Der einzige Weg, der für mich jemals funktioniert hat, ist der Weg der radikalen Liebe zur Wahrheit, ein Weg der jeden Tag und jede Sekunde eine neue Entscheidung braucht. Ich habe schon sehr oft die Erfahrung machen dürfen, dass das Wissen um die eigene Wahrheit, egal wie wenig ich sie haben will, mir Frieden schenkt.

So auch jetzt. Zu wissen, dass ich essen will, weil ich vor dem ersten Beitrag Angst habe, hat den Druck sofort gesenkt. Ich hatte etwas Hunger, also habe ich ein Brot gegessen, das zweite liegt da und interessiert mich nicht mehr. Nie im Leben würde ich das jetzt noch essen wollen. Ganz schön schräg, wo ich mir vorher am liebsten alles in einem Satz in den Mund gestopft hätte.

Ich habe das schon oft erlebt, sehr oft in den fünf Jahren in denen ich daran arbeite. Und trotzdem esse ich immer wieder einfach anstatt zu schauen was ist. Weil es jedes Mal eine neue Entscheidung braucht. Für die Wahrheit und gegen die Trance. Und das ist gar nicht leicht.

Wird mich dieser Weg aus der Esssucht herausführen, hin zu mehr Liebe zu mir und zum Leben?

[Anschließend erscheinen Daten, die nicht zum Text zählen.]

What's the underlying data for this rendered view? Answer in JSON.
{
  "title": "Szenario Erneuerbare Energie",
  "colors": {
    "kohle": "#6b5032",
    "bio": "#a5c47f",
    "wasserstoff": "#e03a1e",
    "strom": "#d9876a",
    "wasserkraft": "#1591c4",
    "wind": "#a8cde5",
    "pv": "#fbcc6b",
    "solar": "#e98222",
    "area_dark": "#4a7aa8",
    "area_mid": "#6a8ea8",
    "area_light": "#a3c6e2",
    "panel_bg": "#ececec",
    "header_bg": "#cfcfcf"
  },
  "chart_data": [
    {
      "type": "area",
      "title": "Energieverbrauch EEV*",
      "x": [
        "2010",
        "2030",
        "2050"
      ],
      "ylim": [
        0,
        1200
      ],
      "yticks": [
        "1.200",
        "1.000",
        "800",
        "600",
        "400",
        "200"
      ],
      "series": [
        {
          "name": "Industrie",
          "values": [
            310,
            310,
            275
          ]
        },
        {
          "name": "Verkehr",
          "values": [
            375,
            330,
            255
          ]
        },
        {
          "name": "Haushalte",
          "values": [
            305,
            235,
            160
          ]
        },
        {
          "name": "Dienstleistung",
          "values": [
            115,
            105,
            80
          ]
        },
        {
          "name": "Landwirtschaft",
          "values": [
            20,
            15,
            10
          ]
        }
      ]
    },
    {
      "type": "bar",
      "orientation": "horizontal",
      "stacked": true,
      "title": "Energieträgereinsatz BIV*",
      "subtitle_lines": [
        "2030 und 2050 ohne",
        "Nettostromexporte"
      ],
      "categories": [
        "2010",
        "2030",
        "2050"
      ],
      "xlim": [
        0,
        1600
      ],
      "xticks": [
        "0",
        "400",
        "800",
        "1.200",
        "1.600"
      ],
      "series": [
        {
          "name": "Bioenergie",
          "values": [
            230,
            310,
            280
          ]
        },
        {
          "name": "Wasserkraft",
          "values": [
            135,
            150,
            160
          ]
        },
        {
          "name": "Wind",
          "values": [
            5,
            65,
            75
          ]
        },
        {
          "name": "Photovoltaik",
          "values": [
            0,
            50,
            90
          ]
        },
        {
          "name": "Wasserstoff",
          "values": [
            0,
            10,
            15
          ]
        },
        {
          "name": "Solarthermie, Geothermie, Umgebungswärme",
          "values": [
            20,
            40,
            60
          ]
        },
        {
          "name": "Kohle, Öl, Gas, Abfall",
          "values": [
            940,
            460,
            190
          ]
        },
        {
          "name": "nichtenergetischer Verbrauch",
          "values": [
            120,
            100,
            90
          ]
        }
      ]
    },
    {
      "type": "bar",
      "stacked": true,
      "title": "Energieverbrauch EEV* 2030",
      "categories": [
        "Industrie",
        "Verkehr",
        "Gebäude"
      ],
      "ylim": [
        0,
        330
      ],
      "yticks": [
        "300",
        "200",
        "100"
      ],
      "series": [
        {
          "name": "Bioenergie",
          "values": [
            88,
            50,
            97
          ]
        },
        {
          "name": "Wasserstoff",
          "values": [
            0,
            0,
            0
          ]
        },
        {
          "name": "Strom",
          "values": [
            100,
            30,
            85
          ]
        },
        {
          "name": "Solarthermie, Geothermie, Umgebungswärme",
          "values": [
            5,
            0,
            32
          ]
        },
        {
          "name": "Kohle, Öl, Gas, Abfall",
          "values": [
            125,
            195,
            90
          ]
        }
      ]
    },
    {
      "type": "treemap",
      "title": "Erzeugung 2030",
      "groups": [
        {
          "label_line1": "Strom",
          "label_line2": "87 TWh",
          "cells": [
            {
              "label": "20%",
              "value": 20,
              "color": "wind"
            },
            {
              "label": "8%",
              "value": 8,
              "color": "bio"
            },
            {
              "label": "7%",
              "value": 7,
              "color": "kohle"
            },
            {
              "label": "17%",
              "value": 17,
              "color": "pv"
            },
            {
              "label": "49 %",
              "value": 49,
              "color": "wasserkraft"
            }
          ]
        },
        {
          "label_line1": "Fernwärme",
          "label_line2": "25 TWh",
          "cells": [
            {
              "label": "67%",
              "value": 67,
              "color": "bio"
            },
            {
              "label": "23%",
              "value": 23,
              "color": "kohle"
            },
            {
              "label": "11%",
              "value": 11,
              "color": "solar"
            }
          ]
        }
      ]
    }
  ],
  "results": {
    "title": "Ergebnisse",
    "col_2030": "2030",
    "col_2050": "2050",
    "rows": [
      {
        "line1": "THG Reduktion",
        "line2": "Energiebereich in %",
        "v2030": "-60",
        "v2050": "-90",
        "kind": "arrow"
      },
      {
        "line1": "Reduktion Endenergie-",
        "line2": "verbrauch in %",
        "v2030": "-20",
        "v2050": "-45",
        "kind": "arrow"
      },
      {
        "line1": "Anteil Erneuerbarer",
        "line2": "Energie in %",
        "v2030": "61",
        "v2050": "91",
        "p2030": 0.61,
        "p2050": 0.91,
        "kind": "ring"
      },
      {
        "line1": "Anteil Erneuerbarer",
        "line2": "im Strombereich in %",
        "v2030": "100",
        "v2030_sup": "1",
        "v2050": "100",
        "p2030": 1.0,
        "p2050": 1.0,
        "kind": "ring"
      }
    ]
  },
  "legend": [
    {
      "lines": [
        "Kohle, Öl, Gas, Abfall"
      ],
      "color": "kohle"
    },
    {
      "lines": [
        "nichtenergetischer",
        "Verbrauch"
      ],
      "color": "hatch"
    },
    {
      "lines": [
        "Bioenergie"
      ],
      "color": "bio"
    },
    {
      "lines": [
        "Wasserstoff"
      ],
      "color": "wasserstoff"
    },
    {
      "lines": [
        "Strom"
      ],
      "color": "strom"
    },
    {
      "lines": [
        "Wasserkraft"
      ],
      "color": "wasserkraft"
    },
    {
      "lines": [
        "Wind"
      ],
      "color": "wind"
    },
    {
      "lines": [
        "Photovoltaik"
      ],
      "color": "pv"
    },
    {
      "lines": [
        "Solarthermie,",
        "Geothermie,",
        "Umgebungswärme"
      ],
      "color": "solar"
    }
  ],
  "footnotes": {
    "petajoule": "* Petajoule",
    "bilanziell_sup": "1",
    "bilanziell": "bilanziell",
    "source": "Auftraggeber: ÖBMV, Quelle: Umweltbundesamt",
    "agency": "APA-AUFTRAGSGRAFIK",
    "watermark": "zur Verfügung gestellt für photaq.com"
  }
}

Hin zur Freiheit, zum respektvollen Umgang mit mir selbst, raus aus der Lebensvermeidung, hin zum Leben, was auch immer das ist. Das weiß ich nicht. Aber gehen werde ich ihn. Und teilen.

Das mit dem Teilen vermeide ich seit Jahren. Ich schrieb für mich selbst. Wozu öffentlich? Diese Frage kann ich immer noch nicht beantworten. Der Wunsch ist einfach da und gewinnt mit den Jahren an Kraft. Die Seele spricht durch unsere Wünsche, also habe ich mich entschieden nachzugeben und ihr zu folgen.